While I agree with most of Brian's statements in the article, I respectfully disagree with the statement above, especially the bolded part. Copy-on-write snapshots are EVIL for very large databases operating in a high I/O environment and backup, by no means, is entirely irrelevant. Please correct me if I am wrong but it is my understanding that both LVM and ZFS implement copy-on-write snapshots. Backup may be irrelevant for most sites but not for us.

If, however, by "irrelevant" Brian meant that not important in choosing one database over another, I can agree with that. Why? Because no one benchmarks backup methodologies until backup process starts becoming a major PITA.

Backup methods can be a performance killer when dealing with very large databases. If you're interested in finding out why, and more importantly how, ask me at the conference, come to my scaling MySQL and InnoDB on Solaris session, or check on this blog after the conference.

3 comments:

Anonymous said...

I still do a nightly mysqldump for (almost) all my clients and sites. It's the most guaranteed method for me.

I setup my latest servers using LVM2 expecting to do snapshots for backup, but I believe that involves downtime (or at least "read only time") - however I formatted them using XFS, and I believe there is an issue (still) with LVM2/XFS for MySQL snapshots...

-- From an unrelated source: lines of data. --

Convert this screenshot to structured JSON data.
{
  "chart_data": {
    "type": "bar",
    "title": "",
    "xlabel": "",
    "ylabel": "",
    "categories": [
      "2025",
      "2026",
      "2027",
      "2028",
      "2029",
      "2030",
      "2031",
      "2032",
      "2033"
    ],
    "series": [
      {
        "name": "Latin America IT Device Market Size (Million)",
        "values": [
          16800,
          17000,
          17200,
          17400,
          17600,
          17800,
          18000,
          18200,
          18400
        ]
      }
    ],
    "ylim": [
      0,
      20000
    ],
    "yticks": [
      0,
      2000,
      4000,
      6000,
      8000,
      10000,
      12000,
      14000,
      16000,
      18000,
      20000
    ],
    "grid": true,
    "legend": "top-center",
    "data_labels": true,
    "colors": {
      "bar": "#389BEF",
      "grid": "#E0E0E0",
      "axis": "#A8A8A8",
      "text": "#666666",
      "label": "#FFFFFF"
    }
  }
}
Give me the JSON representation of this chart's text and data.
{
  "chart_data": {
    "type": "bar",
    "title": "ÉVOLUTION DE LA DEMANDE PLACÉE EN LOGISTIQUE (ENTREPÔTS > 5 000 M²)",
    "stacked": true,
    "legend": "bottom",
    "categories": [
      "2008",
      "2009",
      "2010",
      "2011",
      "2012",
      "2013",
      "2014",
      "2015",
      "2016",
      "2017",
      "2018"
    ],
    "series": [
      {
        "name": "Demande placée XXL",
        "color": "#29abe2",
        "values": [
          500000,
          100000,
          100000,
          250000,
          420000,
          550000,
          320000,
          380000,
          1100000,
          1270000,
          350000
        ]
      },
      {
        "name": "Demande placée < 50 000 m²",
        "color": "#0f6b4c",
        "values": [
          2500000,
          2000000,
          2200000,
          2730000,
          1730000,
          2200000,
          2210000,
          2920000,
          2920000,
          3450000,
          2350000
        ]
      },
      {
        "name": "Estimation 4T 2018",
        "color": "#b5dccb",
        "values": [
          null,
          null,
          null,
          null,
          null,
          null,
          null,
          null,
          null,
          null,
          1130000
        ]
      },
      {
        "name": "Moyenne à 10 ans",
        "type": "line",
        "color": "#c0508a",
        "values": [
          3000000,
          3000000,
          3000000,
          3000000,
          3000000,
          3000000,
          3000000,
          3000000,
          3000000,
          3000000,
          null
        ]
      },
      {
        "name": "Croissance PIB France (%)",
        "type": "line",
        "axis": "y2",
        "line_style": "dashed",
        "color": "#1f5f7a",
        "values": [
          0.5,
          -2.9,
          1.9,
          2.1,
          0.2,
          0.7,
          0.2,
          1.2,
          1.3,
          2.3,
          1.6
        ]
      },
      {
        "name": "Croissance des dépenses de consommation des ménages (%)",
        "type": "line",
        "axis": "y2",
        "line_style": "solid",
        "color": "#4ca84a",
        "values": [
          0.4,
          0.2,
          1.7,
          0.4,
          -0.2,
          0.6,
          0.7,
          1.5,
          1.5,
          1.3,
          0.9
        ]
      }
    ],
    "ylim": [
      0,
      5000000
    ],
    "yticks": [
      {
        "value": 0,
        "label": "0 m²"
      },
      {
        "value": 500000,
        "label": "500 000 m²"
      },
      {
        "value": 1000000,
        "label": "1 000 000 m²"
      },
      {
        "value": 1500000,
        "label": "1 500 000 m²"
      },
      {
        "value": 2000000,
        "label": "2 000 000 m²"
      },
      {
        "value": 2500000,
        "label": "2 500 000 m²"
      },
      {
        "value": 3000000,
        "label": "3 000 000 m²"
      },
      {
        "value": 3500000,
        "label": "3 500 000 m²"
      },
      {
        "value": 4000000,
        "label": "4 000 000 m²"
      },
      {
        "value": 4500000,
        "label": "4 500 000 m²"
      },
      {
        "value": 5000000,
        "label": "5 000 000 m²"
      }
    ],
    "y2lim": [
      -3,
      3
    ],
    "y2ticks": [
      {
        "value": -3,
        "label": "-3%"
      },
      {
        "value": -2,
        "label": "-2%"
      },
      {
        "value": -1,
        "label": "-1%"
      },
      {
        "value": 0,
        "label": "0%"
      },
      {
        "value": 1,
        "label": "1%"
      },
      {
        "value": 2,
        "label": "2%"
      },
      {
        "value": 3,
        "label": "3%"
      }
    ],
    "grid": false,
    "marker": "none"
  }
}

With mysqldump I have a totally portable file that can be compressed and re-used/re-played anywhere. I like that. With snapshots, afaik, you have to figure out how to export them, then re-apply them using the same partitioning scheme (again, afaik) ... might be easy if you have multiple servers hanging around to spare, but I'm on a budget. Right now I can pull down last night's mysqldump and be back up as soon as it imports (and this I suppose can be where other methods would help out, not having to re-play every INSERT/etc. again)

This is one of the things I liked about solidDB's feature set. It came with a "high-performance" on-line backup utility. Sounded like it had the ability to dedicate a thread or something to a backup task and not interrupt or slow down normal processing.

I am not sure, but I would hope MySQL itself could emulate something like this.

Sadly, solidDB seems to be dead now. At least for MySQL. They've pulled all the product downloads and references to it on their site (besides for archived press...)

*Sigh*

Anonymous said...

Hi!

So why use snapshots? The entire state of the machine is what matters. Think of the state of the machine as a "toaster". You want to have all of what made up the state of the machine.

Sysadmins understand this, and it gives them the ability to backup databases in the same manner they backup most everything else.

ZFS is always copy on write (that is my understanding at least).

Backups are always onerous on IO. Either you are writing more data then what you want, or you are blowing IO by reading more data off the disks then what you want (this is why I have always been a fan of backing up slaves... just special purpose up a slave for backups).

OSTG has a couple of master machines that run multi instance just so they can store multiple machines on to a single machine for backups. Livejournal at one point just used their second multi master node for this.

Cheers,
-Brian

Anonymous said...

Frank,

What kind of issue you're speaking about. Issue about write overhead with snapshot COV or issues with concurrent backup process reading the date ?

Do you have any benchmark numbers.

In our experience COV overhead is not that large (modified pages written sequentially) while backround read process just need to be throttled so it limits the load.